Lindsay (1847) II pp.31-2 wrote in relation to gothic architecture south of the alps and its first appearance in Assisi:

I may add that the style of the Upper church [of S. Francis] has extended to the city which has grown up around the monastery; pointed arches are to be seen everywhere, and the place has more of the look of the middle ages than (perhap) any other in Italy.

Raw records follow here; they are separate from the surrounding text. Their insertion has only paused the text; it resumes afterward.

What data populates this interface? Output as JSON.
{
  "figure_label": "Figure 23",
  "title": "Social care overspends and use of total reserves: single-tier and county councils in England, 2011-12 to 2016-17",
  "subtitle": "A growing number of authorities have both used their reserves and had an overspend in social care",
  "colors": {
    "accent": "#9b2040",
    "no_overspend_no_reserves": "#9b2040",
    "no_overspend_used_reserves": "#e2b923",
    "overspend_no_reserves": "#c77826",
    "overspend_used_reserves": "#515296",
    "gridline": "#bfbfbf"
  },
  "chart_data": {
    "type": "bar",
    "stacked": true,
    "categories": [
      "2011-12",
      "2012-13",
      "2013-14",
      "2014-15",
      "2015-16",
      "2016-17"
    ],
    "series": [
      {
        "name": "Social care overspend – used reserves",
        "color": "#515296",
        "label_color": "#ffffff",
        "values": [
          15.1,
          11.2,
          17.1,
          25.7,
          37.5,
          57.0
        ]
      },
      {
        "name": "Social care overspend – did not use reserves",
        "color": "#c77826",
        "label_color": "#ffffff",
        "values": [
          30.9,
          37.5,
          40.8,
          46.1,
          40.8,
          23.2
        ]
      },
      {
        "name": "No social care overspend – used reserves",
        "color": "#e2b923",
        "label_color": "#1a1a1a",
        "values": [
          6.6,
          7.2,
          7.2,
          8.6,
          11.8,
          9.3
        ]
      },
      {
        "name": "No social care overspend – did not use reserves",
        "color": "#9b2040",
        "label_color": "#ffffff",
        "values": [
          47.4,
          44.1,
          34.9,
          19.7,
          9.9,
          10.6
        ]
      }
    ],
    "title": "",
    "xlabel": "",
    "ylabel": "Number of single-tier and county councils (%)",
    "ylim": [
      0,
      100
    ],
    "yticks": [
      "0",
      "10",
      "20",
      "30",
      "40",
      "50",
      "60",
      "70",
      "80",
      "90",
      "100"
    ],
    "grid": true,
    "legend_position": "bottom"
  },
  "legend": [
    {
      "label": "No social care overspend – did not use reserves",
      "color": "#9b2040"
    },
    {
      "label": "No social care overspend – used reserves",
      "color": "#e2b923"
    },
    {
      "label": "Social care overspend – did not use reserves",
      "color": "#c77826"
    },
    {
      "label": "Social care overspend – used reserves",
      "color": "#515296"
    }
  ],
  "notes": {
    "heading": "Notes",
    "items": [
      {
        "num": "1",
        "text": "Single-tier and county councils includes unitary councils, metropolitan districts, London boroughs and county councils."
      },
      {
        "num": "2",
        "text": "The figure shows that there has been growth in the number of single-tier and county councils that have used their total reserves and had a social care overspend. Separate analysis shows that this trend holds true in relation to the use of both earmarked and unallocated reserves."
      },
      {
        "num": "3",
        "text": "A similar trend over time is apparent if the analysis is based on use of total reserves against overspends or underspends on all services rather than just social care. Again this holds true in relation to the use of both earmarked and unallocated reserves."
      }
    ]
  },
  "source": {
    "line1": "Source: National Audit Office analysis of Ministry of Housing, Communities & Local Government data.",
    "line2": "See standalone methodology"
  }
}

But setting aside the church at Assisi, and a few similar structures (of which I may specify the Duomo at Milan, the Ducal Palace at Venice and S. Giovanni a Carbonara at Naples, all built by German architects in the course of the fourteenth and fifteenth centuries,) few buildings of any importance in Italy present the pure unmingled Gothic of the North*.

Lindsay adds a footnote:

*Not indeed that these are pure Northern Gothic, except in comparison with those of Italian erection. For Dr. Whewell’s criticisms on Milan Cathedral see his ‘Architectural Notes,’ p.34. - still it is a glorious pile. The palace of the Doges exhibits a most curious tinge of the Arabesque or Saracenic. The Gothic influence was strongest at Naples, even during the middle ages, through the Normans and the dynasty of Anjou, closely connected with the North.